Classe 1999 uno, 1998 l'altro. Un solo anno di differenza, anche se poco importa quando a parlare è il campo. L'ex Az Alkmaar, in arrivo nel capoluogo dell'Emilia-Romagna in estate, ha stravolto la retroguardia difensiva della squadra di Thiago Motta, coadiuvato dai compagni. Per Alessandro Buongiorno, invece, si vociferava di un possibile addio in estate con l'occasione di dare un'impronta diversa alla sua carriera. Il centrale di Juric, nonché capitano, è poi tornato sui suoi passi e con un “no” secco è rimasto nella città della mole. Vediamo, grazie ai numeri forniti da FootData, il confronto tra i due. 

Presenza

Sam Beukema in azione a Monza (ph.ImageSport)
Sam Beukema in azione a Monza (ph.ImageSport)

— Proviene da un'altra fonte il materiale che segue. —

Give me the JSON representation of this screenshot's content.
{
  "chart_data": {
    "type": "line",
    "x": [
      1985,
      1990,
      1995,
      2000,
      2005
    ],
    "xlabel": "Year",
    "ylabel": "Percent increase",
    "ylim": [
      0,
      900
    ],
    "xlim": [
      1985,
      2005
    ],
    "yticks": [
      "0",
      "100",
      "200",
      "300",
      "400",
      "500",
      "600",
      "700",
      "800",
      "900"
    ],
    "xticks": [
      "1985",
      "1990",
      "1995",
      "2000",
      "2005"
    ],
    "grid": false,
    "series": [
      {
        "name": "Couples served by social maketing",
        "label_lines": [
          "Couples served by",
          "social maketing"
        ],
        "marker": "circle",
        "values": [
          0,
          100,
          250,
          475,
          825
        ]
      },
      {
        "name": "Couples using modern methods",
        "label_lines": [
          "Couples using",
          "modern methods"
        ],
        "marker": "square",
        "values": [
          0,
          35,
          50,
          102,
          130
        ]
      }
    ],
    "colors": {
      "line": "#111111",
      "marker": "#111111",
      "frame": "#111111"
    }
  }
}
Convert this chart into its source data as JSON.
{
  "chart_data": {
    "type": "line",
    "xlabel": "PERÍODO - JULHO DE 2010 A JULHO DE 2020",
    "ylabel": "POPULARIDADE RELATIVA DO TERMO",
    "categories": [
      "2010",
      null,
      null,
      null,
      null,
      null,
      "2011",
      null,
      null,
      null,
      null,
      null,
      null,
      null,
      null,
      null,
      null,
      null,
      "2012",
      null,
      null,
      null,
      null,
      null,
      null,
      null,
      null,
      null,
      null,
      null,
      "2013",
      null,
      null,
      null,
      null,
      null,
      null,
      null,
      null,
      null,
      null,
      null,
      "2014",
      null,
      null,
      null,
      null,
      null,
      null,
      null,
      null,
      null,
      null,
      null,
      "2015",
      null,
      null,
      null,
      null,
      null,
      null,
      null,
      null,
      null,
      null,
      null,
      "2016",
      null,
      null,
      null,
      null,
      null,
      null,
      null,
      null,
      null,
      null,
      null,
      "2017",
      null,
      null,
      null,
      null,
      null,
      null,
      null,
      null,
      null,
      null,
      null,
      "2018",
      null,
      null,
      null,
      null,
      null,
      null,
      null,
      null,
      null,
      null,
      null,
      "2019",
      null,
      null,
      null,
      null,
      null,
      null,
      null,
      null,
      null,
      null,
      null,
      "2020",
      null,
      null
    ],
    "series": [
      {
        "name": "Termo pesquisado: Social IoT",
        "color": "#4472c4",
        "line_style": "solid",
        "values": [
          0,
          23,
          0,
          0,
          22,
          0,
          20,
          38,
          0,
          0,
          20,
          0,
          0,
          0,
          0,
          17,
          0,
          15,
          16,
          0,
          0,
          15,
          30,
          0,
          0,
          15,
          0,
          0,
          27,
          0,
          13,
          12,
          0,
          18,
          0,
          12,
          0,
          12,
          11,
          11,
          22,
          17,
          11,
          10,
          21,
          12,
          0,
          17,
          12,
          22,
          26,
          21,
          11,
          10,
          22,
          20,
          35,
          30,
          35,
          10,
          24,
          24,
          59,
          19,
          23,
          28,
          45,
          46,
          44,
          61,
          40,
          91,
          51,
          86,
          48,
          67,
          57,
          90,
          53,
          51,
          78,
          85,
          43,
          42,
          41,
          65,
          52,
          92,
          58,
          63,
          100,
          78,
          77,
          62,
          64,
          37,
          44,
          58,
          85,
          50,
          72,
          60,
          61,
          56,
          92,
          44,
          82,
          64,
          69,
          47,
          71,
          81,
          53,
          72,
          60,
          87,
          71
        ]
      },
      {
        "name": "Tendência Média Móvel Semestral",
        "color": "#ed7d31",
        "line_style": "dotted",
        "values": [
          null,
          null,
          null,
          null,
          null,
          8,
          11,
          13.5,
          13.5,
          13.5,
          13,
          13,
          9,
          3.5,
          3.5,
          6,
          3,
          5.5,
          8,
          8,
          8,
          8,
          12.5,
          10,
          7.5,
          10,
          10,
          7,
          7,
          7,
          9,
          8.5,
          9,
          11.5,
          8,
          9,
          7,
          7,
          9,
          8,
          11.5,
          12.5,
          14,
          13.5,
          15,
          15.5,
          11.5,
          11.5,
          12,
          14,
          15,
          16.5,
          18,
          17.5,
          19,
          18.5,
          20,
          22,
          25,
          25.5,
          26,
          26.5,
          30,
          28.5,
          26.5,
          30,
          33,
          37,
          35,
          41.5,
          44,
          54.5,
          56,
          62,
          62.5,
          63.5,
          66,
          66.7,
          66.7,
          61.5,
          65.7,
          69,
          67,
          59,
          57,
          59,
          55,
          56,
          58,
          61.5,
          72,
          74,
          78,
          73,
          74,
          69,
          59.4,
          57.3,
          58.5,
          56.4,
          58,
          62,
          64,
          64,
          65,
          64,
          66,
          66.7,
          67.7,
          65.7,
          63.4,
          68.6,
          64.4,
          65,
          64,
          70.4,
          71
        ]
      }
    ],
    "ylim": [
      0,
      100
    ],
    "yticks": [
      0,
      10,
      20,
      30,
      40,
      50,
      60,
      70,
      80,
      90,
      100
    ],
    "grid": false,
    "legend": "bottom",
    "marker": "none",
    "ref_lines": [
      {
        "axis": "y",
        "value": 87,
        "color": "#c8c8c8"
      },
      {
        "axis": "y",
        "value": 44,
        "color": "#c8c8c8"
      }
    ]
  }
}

Destro uno, sinistro l’altro. Due punti cardini della retroguardia difensiva di Bologna e Torino, con l’olandese ex Az Alkmaar in leggero vantaggio sul centrale granata e della Nazionale italiana. Undici a Nove recita l’aspetto riguardante le gare disputate in campionato, tutti e due sempre dal primo quando chiamati in causa. Due assetti difensivi diversi, con il Bologna schierato con una linea a quattro, mentre a tre la difesa prediletta di Juric. Titolarità del 91% per Beukema, costretto al solo forfait in extremis nel riscaldamento di Reggio Emilia contro i neroverdi come unica defezione. Guai fisici che, invece, sono stati più puntivi nei confronti del capitano del Torino, ai margini delle sfide contro Verona, Juventus e Inter, dopo la sostituzione dopo appena 27’ nella gara dell’Olimpico contro la Roma per un problema agli adduttori. Se, però, il minutaggio volge a favore del primo, ciò non vale lo stesso per quanto riguarda l’incidenza in fase offensiva: due le reti siglate da Alessandro Buongiorno, zero quelle di Sam Beukema.

Possesso palla

Netta la supremazia in fase di possesso palla da parte del centrale rossoblù ai danni del perno granata. Grandi meriti vanno attribuiti a Thiago Motta, esteta del bel gioco, capace di trasmettere la propria filosofia di calcio ai suoi ragazzi. Discorso diverso per Juric, improntato più all’aspetto fisico. Ad evidenziare lo smalto dei due allenatori sono appunto le statistiche in fase di costruzione dal basso: 417 a 182 i passaggi verticali tentati, di cui 371 andati a buon fine per l’uno e 152 per l’altro. Aldilà dei passaggi a distanza ravvicinata, Sam Beukema è davanti anche alla voce “lanci lunghi”: 97 tentati, di cui 74 a buon fine, contro i 19 dei 28 per Buongiorno. Non solo supporta, ma viene anche supportato dai compagni, i quali si sono appoggiati a lui per ben 560 volte, contro le 230 del capitano del Torino.

Fase difensiva

Ma allora cosa ci ha visto Spalletti in Buongiorno, a tal punto da affidargli una maglia da titolare nella sfida valevole per un pass diretto a Euro2024? I duelli difensivi. La voce, infatti, inerenti ai duelli (di qualsiasi modalità) ne vede una sua netta supremazia, con valori addirittura quintuplicati rispetto all'olandese. Duelli aerei (47 a 26 quelli tentati, 23 a 14 quelli riusciti), falli commessi (23 a 12) e recuperi totali (135 a 110) a favore di Buongiorno, che pecca solo nei contrasti fatti (uno a zero).